This will be a Philly pro team like no other, with players sporting gamer tags like "Boombox," "Carpe," and "Neptuno."
Comcast Spectacor announced on Friday the 12 players and gamer tags for the city's new e-sports franchise, Fusion, that will compete against other teams, playing the Overwatch video game.
Fusion's starters: Isaac "Boombox" Charles of the United Kingdom, Jae "Carpe" Hyeok Lee of South Korea, Joona "fragi" Laine of Finland, Georgo "ShaDowBurn" Guscha of Russia, Giuseppe "Joemeister" Gaetano Gramano of Canada, and Gael "Poko" Gouzarch of France.
Comcast Spectactor senior vice president Jim Pekala said the "cornerstone players" for Fusion's first year are Lee, Guscha, and Gramano, obtained from the FaZe Clan, an established team on YouTube. They "gave us credibility in the e-sports space" to recruit other players in a whirlwind 40 days since the company disclosed that it had acquired the Philadelphia e-sports franchise, Pekala said.
Hugely popular with millennials, e-sports are growing as traditional sports audiences have fragmented and aged, executives say. There are about 35 million Overwatch video gamers, with 300,000 to 500,000 in the Philadelphia region.
Fans will watch the Fusion players play Overwatch streamed over Twitch or televised. Comcast Spectacor will pick a venue for Fusion, perhaps at a local college, with thousands of seats. Comcast Spectacor, based in South Philadelphia, owns the Flyers and operates stadiums such as the Wells Fargo Center.
Pekala said connecting with Philadelphia fans will be challenging for the first year because all the games will be played in Burbank, Calif. "It's something that keeps us up at night," he said.
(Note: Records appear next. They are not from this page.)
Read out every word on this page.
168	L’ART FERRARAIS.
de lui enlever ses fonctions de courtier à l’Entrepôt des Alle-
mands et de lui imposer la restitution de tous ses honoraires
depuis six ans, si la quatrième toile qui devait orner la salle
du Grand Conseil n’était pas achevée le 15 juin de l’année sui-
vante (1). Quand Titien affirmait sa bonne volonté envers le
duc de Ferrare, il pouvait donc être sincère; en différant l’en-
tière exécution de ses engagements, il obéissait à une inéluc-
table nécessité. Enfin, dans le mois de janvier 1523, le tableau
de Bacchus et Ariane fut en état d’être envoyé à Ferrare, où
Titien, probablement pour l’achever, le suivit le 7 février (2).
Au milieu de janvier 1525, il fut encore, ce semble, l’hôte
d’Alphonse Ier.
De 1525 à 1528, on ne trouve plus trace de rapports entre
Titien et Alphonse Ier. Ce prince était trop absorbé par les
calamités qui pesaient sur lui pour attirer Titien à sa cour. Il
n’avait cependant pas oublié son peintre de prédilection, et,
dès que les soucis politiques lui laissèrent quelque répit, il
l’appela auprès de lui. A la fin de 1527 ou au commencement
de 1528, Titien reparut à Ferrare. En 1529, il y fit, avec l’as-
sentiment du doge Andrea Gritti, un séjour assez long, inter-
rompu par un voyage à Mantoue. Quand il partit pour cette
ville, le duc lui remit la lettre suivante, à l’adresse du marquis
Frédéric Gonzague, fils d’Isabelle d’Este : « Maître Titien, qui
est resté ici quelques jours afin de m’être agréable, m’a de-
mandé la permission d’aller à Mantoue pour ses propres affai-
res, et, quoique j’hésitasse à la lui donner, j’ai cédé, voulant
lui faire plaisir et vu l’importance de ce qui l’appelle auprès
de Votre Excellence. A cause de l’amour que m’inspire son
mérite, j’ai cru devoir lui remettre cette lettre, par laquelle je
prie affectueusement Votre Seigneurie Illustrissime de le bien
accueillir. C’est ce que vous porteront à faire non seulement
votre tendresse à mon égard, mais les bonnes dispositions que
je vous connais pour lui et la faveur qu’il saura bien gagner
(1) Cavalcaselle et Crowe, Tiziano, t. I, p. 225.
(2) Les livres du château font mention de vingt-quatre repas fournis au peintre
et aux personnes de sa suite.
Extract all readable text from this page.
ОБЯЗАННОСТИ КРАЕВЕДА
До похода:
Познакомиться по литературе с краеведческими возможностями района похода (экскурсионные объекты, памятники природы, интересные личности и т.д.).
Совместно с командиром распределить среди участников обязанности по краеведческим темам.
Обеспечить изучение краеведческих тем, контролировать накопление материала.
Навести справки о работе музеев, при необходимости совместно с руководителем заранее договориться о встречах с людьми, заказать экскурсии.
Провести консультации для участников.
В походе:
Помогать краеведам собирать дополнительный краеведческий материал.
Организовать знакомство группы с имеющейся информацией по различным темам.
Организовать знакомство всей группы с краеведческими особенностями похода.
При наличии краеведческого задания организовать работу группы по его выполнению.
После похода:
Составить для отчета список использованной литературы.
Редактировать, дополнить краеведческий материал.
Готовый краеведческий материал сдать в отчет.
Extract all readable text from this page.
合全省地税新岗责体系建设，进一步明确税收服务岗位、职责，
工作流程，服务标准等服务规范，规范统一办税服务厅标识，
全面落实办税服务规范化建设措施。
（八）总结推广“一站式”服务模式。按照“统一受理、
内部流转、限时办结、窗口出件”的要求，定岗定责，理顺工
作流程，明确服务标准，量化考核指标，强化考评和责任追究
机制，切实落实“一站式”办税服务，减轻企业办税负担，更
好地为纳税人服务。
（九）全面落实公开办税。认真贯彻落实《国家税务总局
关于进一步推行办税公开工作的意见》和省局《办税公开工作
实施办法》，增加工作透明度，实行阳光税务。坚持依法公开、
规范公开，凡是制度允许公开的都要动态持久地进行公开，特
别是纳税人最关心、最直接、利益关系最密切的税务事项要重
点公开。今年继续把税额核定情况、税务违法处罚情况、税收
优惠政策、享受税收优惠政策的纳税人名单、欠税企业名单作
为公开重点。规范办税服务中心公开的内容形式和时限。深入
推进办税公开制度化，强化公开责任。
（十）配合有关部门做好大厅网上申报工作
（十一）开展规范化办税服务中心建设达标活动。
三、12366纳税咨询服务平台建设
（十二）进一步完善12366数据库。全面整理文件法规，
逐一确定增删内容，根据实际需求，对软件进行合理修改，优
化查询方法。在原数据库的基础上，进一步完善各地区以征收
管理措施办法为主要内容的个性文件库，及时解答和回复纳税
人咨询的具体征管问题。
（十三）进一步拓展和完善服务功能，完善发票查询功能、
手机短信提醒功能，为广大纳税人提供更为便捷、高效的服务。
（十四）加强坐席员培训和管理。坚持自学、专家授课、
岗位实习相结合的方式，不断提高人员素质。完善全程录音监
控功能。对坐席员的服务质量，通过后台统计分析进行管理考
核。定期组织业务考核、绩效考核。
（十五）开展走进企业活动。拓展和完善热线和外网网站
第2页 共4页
But he said the Fusion team will make five Philadelphia appearances and Fusion marketing videos will be shown during Flyers games.
Comcast Spectacor announced in mid-September that it had acquired the Philadelphia franchise for the new Overwatch league, whose big-money backers include the owners of the New England Patriots (Bob Kraft) and New York Mets (Jeff Wilpon).
The backers said it was the first city-based professional e-sports league, which could enable it to replicate the model of traditional sports with city teams playing against others.